Edit - ok, I guess I did say that you sounded critical of the idea -- but in my line of work (let's just say the legal field) that's perfectly o.k. Some people have a hard time separating criticism of their idea from criticism of them personally - I'm not one of them.


----------



## Ethan Winer

Wade,

> What are people's opinions on whether the thin plywood would have an effect similar to the FRK facing? <

Do you want opinions or do you want hard facts? :huh:

Seriously, the problem with "what if" questions like this is it's impossible to know without building eight or more traps, and paying a lab a grand to test them.

If you do that, please let me know what you find out! :kiss:

:bigsmile:

--Ethan


----------



## Guest

adogand6kids:

Here's another thought that you might try. I built some panels over the weekend, but didn't like the idea of just fabric holding in the fiberglass, so I went to Home Depot to see what I could find. I ended up stapling screen door mesh to front and back faces of the panels to hold in the fiberglass. It comes in 36" and 48" rolls, up to 25', and in a couple of different types.

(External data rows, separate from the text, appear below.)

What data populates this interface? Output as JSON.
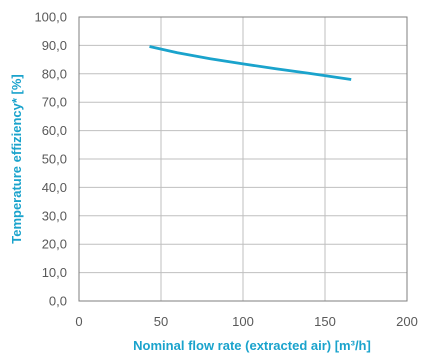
{
  "chart_data": {
    "type": "line",
    "xlabel": "Nominal flow rate (extracted air) [m³/h]",
    "ylabel": "Temperature effiziency* [%]",
    "xlim": [
      0,
      200
    ],
    "ylim": [
      0,
      100
    ],
    "x_ticks": [
      "0",
      "50",
      "100",
      "150",
      "200"
    ],
    "y_ticks": [
      "0,0",
      "10,0",
      "20,0",
      "30,0",
      "40,0",
      "50,0",
      "60,0",
      "70,0",
      "80,0",
      "90,0",
      "100,0"
    ],
    "grid": true,
    "series": [
      {
        "color": "#1aa3cc",
        "x": [
          43,
          60,
          80,
          100,
          120,
          140,
          166
        ],
        "y": [
          89.6,
          87.4,
          85.3,
          83.5,
          81.8,
          80.2,
          78.0
        ]
      }
    ]
  },
  "colors": {
    "line": "#1aa3cc",
    "axis_title": "#1aa3cc",
    "grid": "#bfbfbf",
    "frame": "#7f7f7f",
    "tick_text": "#595959"
  }
}
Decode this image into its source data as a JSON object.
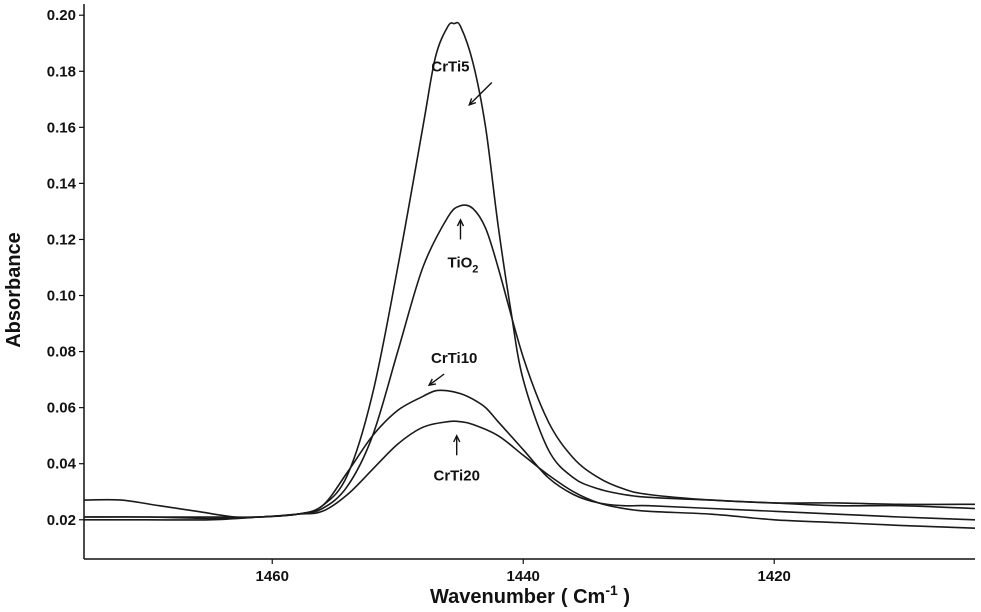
{
  "chart_data": {
    "type": "line",
    "title": "",
    "xlabel": "Wavenumber",
    "xlabel_unit_open": "( ",
    "xlabel_unit_base": "Cm",
    "xlabel_unit_sup": "-1",
    "xlabel_unit_close": " )",
    "ylabel": "Absorbance",
    "xlim": [
      1475,
      1404
    ],
    "ylim": [
      0.006,
      0.204
    ],
    "x_reversed": true,
    "grid": false,
    "xticks": [
      1460,
      1440,
      1420
    ],
    "xtick_labels": [
      "1460",
      "1440",
      "1420"
    ],
    "yticks": [
      0.02,
      0.04,
      0.06,
      0.08,
      0.1,
      0.12,
      0.14,
      0.16,
      0.18,
      0.2
    ],
    "ytick_labels": [
      "0.02",
      "0.04",
      "0.06",
      "0.08",
      "0.10",
      "0.12",
      "0.14",
      "0.16",
      "0.18",
      "0.20"
    ],
    "series": [
      {
        "name": "CrTi5",
        "x": [
          1475,
          1470,
          1465,
          1461,
          1458,
          1456,
          1454,
          1452,
          1450,
          1448,
          1447,
          1446,
          1445.5,
          1445,
          1444,
          1443,
          1442,
          1441,
          1440,
          1438,
          1436,
          1434,
          1432,
          1430,
          1425,
          1420,
          1415,
          1410,
          1404
        ],
        "y": [
          0.021,
          0.021,
          0.021,
          0.021,
          0.022,
          0.025,
          0.036,
          0.065,
          0.11,
          0.16,
          0.185,
          0.196,
          0.197,
          0.196,
          0.183,
          0.16,
          0.125,
          0.095,
          0.07,
          0.045,
          0.035,
          0.031,
          0.029,
          0.028,
          0.027,
          0.026,
          0.026,
          0.0255,
          0.0255
        ]
      },
      {
        "name": "TiO",
        "x": [
          1475,
          1470,
          1465,
          1461,
          1458,
          1456,
          1454,
          1452,
          1450,
          1448,
          1446,
          1445,
          1444,
          1443,
          1442,
          1440,
          1438,
          1436,
          1434,
          1432,
          1430,
          1425,
          1420,
          1415,
          1410,
          1404
        ],
        "y": [
          0.021,
          0.021,
          0.0205,
          0.021,
          0.022,
          0.024,
          0.032,
          0.05,
          0.08,
          0.11,
          0.128,
          0.132,
          0.131,
          0.124,
          0.11,
          0.078,
          0.055,
          0.042,
          0.035,
          0.031,
          0.029,
          0.027,
          0.026,
          0.025,
          0.025,
          0.024
        ]
      },
      {
        "name": "CrTi10",
        "x": [
          1475,
          1470,
          1465,
          1461,
          1458,
          1456,
          1454,
          1452,
          1450,
          1448,
          1447,
          1446,
          1445,
          1444,
          1443,
          1442,
          1440,
          1438,
          1436,
          1434,
          1432,
          1430,
          1425,
          1420,
          1415,
          1410,
          1404
        ],
        "y": [
          0.02,
          0.02,
          0.02,
          0.021,
          0.022,
          0.025,
          0.037,
          0.05,
          0.059,
          0.064,
          0.066,
          0.066,
          0.065,
          0.063,
          0.06,
          0.055,
          0.045,
          0.035,
          0.029,
          0.026,
          0.025,
          0.025,
          0.024,
          0.023,
          0.022,
          0.021,
          0.02
        ]
      },
      {
        "name": "CrTi20",
        "x": [
          1475,
          1472,
          1469,
          1466,
          1463,
          1461,
          1458,
          1456,
          1454,
          1452,
          1450,
          1448,
          1446,
          1445,
          1444,
          1442,
          1440,
          1438,
          1436,
          1434,
          1432,
          1430,
          1425,
          1420,
          1415,
          1410,
          1404
        ],
        "y": [
          0.027,
          0.027,
          0.025,
          0.023,
          0.021,
          0.021,
          0.022,
          0.023,
          0.029,
          0.038,
          0.047,
          0.053,
          0.055,
          0.055,
          0.054,
          0.05,
          0.043,
          0.036,
          0.03,
          0.026,
          0.024,
          0.023,
          0.022,
          0.02,
          0.019,
          0.018,
          0.017
        ]
      }
    ],
    "annotations": [
      {
        "text": "CrTi5",
        "sub": "",
        "text_x": 1445.8,
        "text_y": 0.18,
        "arrow_from": [
          1442.5,
          0.176
        ],
        "arrow_to": [
          1444.3,
          0.168
        ]
      },
      {
        "text": "TiO",
        "sub": "2",
        "text_x": 1444.8,
        "text_y": 0.11,
        "arrow_from": [
          1445.0,
          0.12
        ],
        "arrow_to": [
          1445.0,
          0.127
        ]
      },
      {
        "text": "CrTi10",
        "sub": "",
        "text_x": 1445.5,
        "text_y": 0.076,
        "arrow_from": [
          1446.3,
          0.072
        ],
        "arrow_to": [
          1447.5,
          0.068
        ]
      },
      {
        "text": "CrTi20",
        "sub": "",
        "text_x": 1445.3,
        "text_y": 0.034,
        "arrow_from": [
          1445.3,
          0.043
        ],
        "arrow_to": [
          1445.3,
          0.05
        ]
      }
    ]
  }
}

One is fairly stiff and the other is more pliable and fabric-like. It was a little more work to put it on prior to the fabric, but ultimately, I like what it is doing. Plus, it is much more porous than perforated metal, so I guess my untested theory is that it won't have much effect on the soundwaves hitting it (****, it's more porous than burlap).

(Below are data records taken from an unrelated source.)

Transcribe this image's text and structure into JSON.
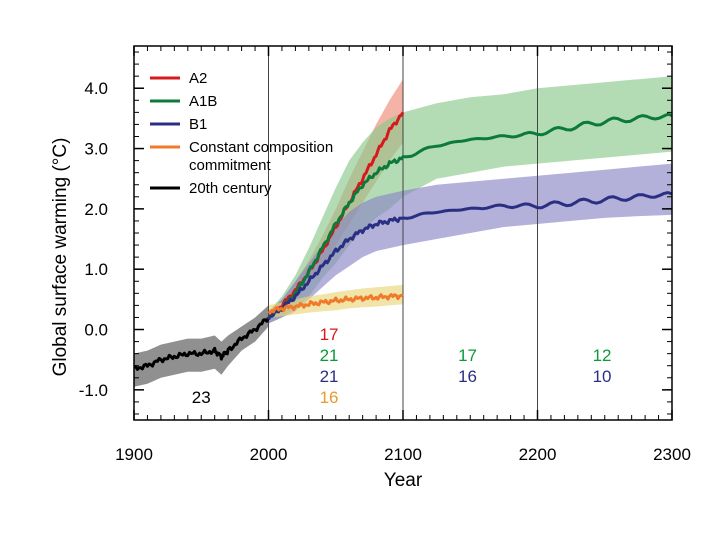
{
  "chart_data": {
    "type": "line",
    "title": "",
    "xlabel": "Year",
    "ylabel": "Global surface warming (°C)",
    "xlim": [
      1900,
      2300
    ],
    "ylim": [
      -1.5,
      4.7
    ],
    "x_ticks": [
      1900,
      2000,
      2100,
      2200,
      2300
    ],
    "y_ticks": [
      -1.0,
      0.0,
      1.0,
      2.0,
      3.0,
      4.0
    ],
    "x_tick_labels": [
      "1900",
      "2000",
      "2100",
      "2200",
      "2300"
    ],
    "y_tick_labels": [
      "-1.0",
      "0.0",
      "1.0",
      "2.0",
      "3.0",
      "4.0"
    ],
    "vertical_reference_lines": [
      2000,
      2100,
      2200
    ],
    "legend_position": "top-left",
    "legend": [
      {
        "label": "A2",
        "color": "#d7191c"
      },
      {
        "label": "A1B",
        "color": "#0b7a3a"
      },
      {
        "label": "B1",
        "color": "#2b2f83"
      },
      {
        "label": "Constant composition\ncommitment",
        "color": "#f07a2a"
      },
      {
        "label": "20th century",
        "color": "#000000"
      }
    ],
    "series": [
      {
        "name": "20th century",
        "color": "#000000",
        "band_color": "#555555",
        "x": [
          1900,
          1910,
          1920,
          1930,
          1940,
          1950,
          1960,
          1965,
          1970,
          1980,
          1990,
          2000
        ],
        "y": [
          -0.65,
          -0.6,
          -0.5,
          -0.45,
          -0.4,
          -0.4,
          -0.35,
          -0.45,
          -0.35,
          -0.15,
          0.0,
          0.2
        ],
        "lower": [
          -0.95,
          -0.9,
          -0.8,
          -0.75,
          -0.7,
          -0.7,
          -0.65,
          -0.75,
          -0.6,
          -0.35,
          -0.2,
          0.05
        ],
        "upper": [
          -0.4,
          -0.35,
          -0.25,
          -0.2,
          -0.15,
          -0.15,
          -0.1,
          -0.2,
          -0.1,
          0.05,
          0.2,
          0.4
        ]
      },
      {
        "name": "A2",
        "color": "#d7191c",
        "band_color": "#f08a7a",
        "x": [
          2000,
          2010,
          2020,
          2030,
          2040,
          2050,
          2060,
          2070,
          2080,
          2090,
          2100
        ],
        "y": [
          0.2,
          0.4,
          0.65,
          0.95,
          1.3,
          1.7,
          2.1,
          2.5,
          2.9,
          3.3,
          3.6
        ],
        "lower": [
          0.15,
          0.3,
          0.5,
          0.75,
          1.05,
          1.4,
          1.75,
          2.1,
          2.45,
          2.8,
          3.1
        ],
        "upper": [
          0.3,
          0.5,
          0.8,
          1.15,
          1.55,
          2.0,
          2.5,
          2.95,
          3.4,
          3.8,
          4.15
        ]
      },
      {
        "name": "A1B",
        "color": "#0b7a3a",
        "band_color": "#8cc98c",
        "x": [
          2000,
          2010,
          2020,
          2030,
          2040,
          2050,
          2060,
          2070,
          2080,
          2090,
          2100,
          2125,
          2150,
          2175,
          2200,
          2225,
          2250,
          2275,
          2300
        ],
        "y": [
          0.2,
          0.35,
          0.6,
          0.95,
          1.35,
          1.75,
          2.1,
          2.4,
          2.6,
          2.75,
          2.85,
          3.05,
          3.15,
          3.2,
          3.25,
          3.35,
          3.45,
          3.5,
          3.55
        ],
        "lower": [
          0.1,
          0.2,
          0.35,
          0.55,
          0.85,
          1.1,
          1.4,
          1.65,
          1.85,
          2.0,
          2.2,
          2.5,
          2.6,
          2.7,
          2.75,
          2.8,
          2.85,
          2.9,
          2.95
        ],
        "upper": [
          0.3,
          0.55,
          0.9,
          1.35,
          1.85,
          2.35,
          2.8,
          3.1,
          3.35,
          3.5,
          3.6,
          3.75,
          3.85,
          3.9,
          4.0,
          4.05,
          4.1,
          4.15,
          4.2
        ]
      },
      {
        "name": "B1",
        "color": "#2b2f83",
        "band_color": "#8a86c4",
        "x": [
          2000,
          2010,
          2020,
          2030,
          2040,
          2050,
          2060,
          2070,
          2080,
          2090,
          2100,
          2125,
          2150,
          2175,
          2200,
          2225,
          2250,
          2275,
          2300
        ],
        "y": [
          0.2,
          0.35,
          0.55,
          0.8,
          1.05,
          1.3,
          1.5,
          1.65,
          1.75,
          1.8,
          1.85,
          1.95,
          2.0,
          2.05,
          2.05,
          2.1,
          2.15,
          2.2,
          2.25
        ],
        "lower": [
          0.1,
          0.2,
          0.3,
          0.5,
          0.7,
          0.9,
          1.05,
          1.2,
          1.3,
          1.35,
          1.4,
          1.5,
          1.6,
          1.7,
          1.75,
          1.8,
          1.85,
          1.88,
          1.9
        ],
        "upper": [
          0.3,
          0.5,
          0.8,
          1.1,
          1.4,
          1.7,
          1.95,
          2.1,
          2.2,
          2.25,
          2.3,
          2.4,
          2.45,
          2.5,
          2.55,
          2.6,
          2.65,
          2.7,
          2.75
        ]
      },
      {
        "name": "Constant composition\ncommitment",
        "color": "#f07a2a",
        "band_color": "#e8d67a",
        "x": [
          2000,
          2010,
          2020,
          2030,
          2040,
          2050,
          2060,
          2070,
          2080,
          2090,
          2100
        ],
        "y": [
          0.3,
          0.35,
          0.38,
          0.42,
          0.45,
          0.48,
          0.5,
          0.52,
          0.53,
          0.55,
          0.56
        ],
        "lower": [
          0.2,
          0.22,
          0.25,
          0.28,
          0.3,
          0.32,
          0.35,
          0.37,
          0.38,
          0.4,
          0.42
        ],
        "upper": [
          0.4,
          0.45,
          0.5,
          0.55,
          0.58,
          0.62,
          0.65,
          0.68,
          0.7,
          0.72,
          0.74
        ]
      }
    ],
    "annotations": [
      {
        "text": "23",
        "x": 1950,
        "row": 1,
        "color": "#000000"
      },
      {
        "text": "17",
        "x": 2045,
        "row": -2,
        "color": "#d7191c"
      },
      {
        "text": "21",
        "x": 2045,
        "row": -1,
        "color": "#0b9a3a"
      },
      {
        "text": "21",
        "x": 2045,
        "row": 0,
        "color": "#2b2f83"
      },
      {
        "text": "16",
        "x": 2045,
        "row": 1,
        "color": "#e89a2a"
      },
      {
        "text": "17",
        "x": 2148,
        "row": -1,
        "color": "#0b9a3a"
      },
      {
        "text": "16",
        "x": 2148,
        "row": 0,
        "color": "#2b2f83"
      },
      {
        "text": "12",
        "x": 2248,
        "row": -1,
        "color": "#0b9a3a"
      },
      {
        "text": "10",
        "x": 2248,
        "row": 0,
        "color": "#2b2f83"
      }
    ]
  }
}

Anyway, you could give the stiffer type a try - just staple, nail, use firring strips, whatever, to hold it firmly to one side, then stretch it across and do the same thing, then apply your nicer looking fabric or treatment over the top.


----------



## bpape

That's a great way to do it. Just make sure to use the steel screening and not the nylon. 

Bryan


----------



## Guest

bpape said:


> That's a great way to do it. Just make sure to use the steel screening and not the nylon.
> 
> Bryan


OK, I'll bite: Why not the nylon?

Trent


----------



## Bob_99

I'd like a piece of that action. Why not the nylon???

Bob


----------



## Ethan Winer

Bob_99 said:


> I'd like a piece of that action. Why not the nylon???
> 
> Bob


Me three.


----------



## Bob in St. Louis

jaegertc said:


> OK, I'll bite: Why not the nylon?


Rips easier? :dontknow: (Less kid proof)

Bob


----------



## bpape

Nylon will stretch and decay over time. Steel will stay taught and last basically forever and keep things nice and tight.

Bryan


----------



## Guest

bpape said:


> Nylon will stretch and decay over time. Steel will stay taught and last basically forever and keep things nice and tight.
> 
> Bryan


Nothing acoustically different, though, of which you are aware?


----------



## bpape

Shouldn't be. The steel might be a tad more reflective but it will be trivial. 

Bryan


----------